Issue No. 6: Food, Nutrition, and Access in Our Communities
Words - Kaori Sueyoshi
Photography - Sayoko Sueyoshi

Despite having lived in the U.S. for over half their lives, my parents continue to eat a nearly complete Japanese diet, thanks to the remarkably precise cooking methods of my mother. Though I’ve inquired often throughout my life, it remains a mystery to me how she manages to create complex and authentically Japanese recipes in the heart of North Carolina. The other morning I ate a manjū—a steamed red bean cake—and it dawned on me that the nearest location where I could purchase the same treat must be hundreds of miles away.  

Using ingredients she sources from a complex web of Asian grocery stores and local supermarkets, she builds dishes in ways that feel like magic to me.
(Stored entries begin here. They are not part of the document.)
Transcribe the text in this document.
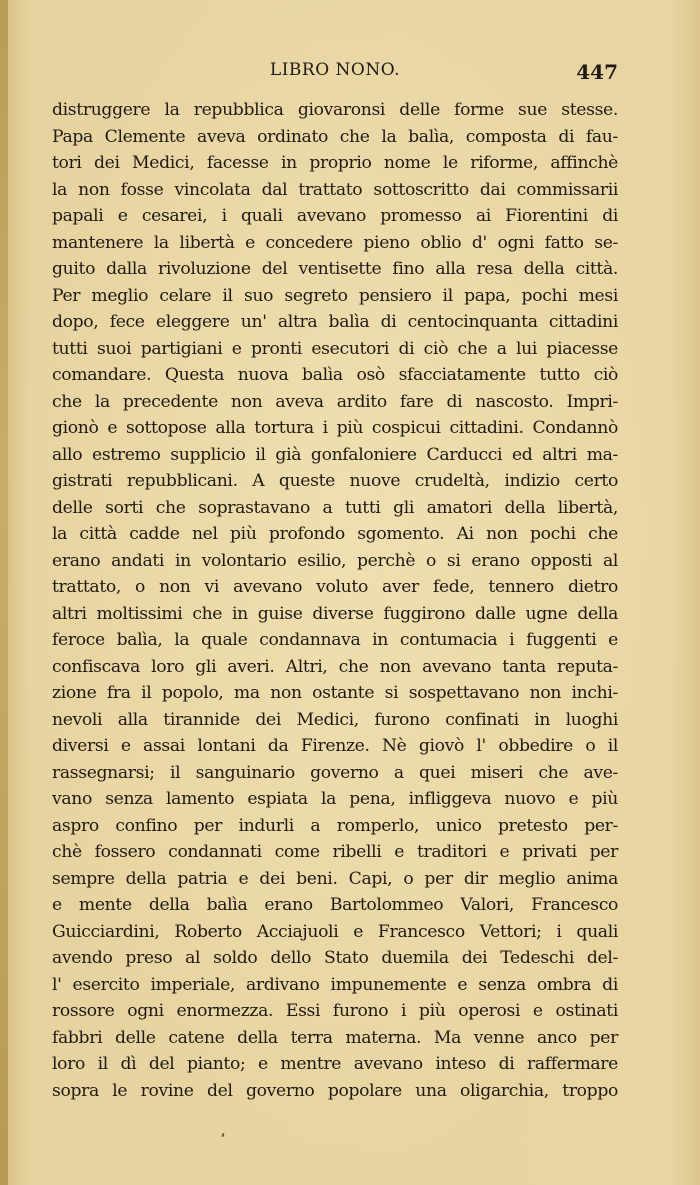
LIBRO NONO.	447
distruggere la repubblica giovaronsi delle forme sue stesse.
Papa Clemente aveva ordinato che la balìa, composta di fau-
tori dei Medici, facesse in proprio nome le riforme, affinchè
la non fosse vincolata dal trattato sottoscritto dai commissarii
papali e cesarei, i quali avevano promesso ai Fiorentini di
mantenere la libertà e concedere pieno oblio d' ogni fatto se-
guito dalla rivoluzione del ventisette fino alla resa della città.
Per meglio celare il suo segreto pensiero il papa, pochi mesi
dopo, fece eleggere un' altra balìa di centocinquanta cittadini
tutti suoi partigiani e pronti esecutori di ciò che a lui piacesse
comandare. Questa nuova balìa osò sfacciatamente tutto ciò
che la precedente non aveva ardito fare di nascosto. Impri-
gionò e sottopose alla tortura i più cospicui cittadini. Condannò
allo estremo supplicio il già gonfaloniere Carducci ed altri ma-
gistrati repubblicani. A queste nuove crudeltà, indizio certo
delle sorti che soprastavano a tutti gli amatori della libertà,
la città cadde nel più profondo sgomento. Ai non pochi che
erano andati in volontario esilio, perchè o si erano opposti al
trattato, o non vi avevano voluto aver fede, tennero dietro
altri moltissimi che in guise diverse fuggirono dalle ugne della
feroce balìa, la quale condannava in contumacia i fuggenti e
confiscava loro gli averi. Altri, che non avevano tanta reputa-
zione fra il popolo, ma non ostante si sospettavano non inchi-
nevoli alla tirannide dei Medici, furono confinati in luoghi
diversi e assai lontani da Firenze. Nè giovò l' obbedire o il
rassegnarsi; il sanguinario governo a quei miseri che ave-
vano senza lamento espiata la pena, infliggeva nuovo e più
aspro confino per indurli a romperlo, unico pretesto per-
chè fossero condannati come ribelli e traditori e privati per
sempre della patria e dei beni. Capi, o per dir meglio anima
e mente della balìa erano Bartolommeo Valori, Francesco
Guicciardini, Roberto Acciajuoli e Francesco Vettori; i quali
avendo preso al soldo dello Stato duemila dei Tedeschi del-
l' esercito imperiale, ardivano impunemente e senza ombra di
rossore ogni enormezza. Essi furono i più operosi e ostinati
fabbri delle catene della terra materna. Ma venne anco per
loro il dì del pianto; e mentre avevano inteso di raffermare
sopra le rovine del governo popolare una oligarchia, troppo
We’ve had our fair share of failed attempts at mother-daughter cooking lessons. My unsteady hand carefully measures vinegars and oils, per my mom’s instructions. Then, with the churn of a wooden spoon or quick work of elongated chopsticks, the meal magically materializes, and I’ve failed to learn a single fucking thing. It always goes like this.

Once, in a trick, to find out her secrets, I filled a notebook with illustrations of my childhood favorites (her gyoza, cream puffs, Japanese-style croquettes) and left a blank space next to each drawing for her to jot down the recipe. The spaces remain blank.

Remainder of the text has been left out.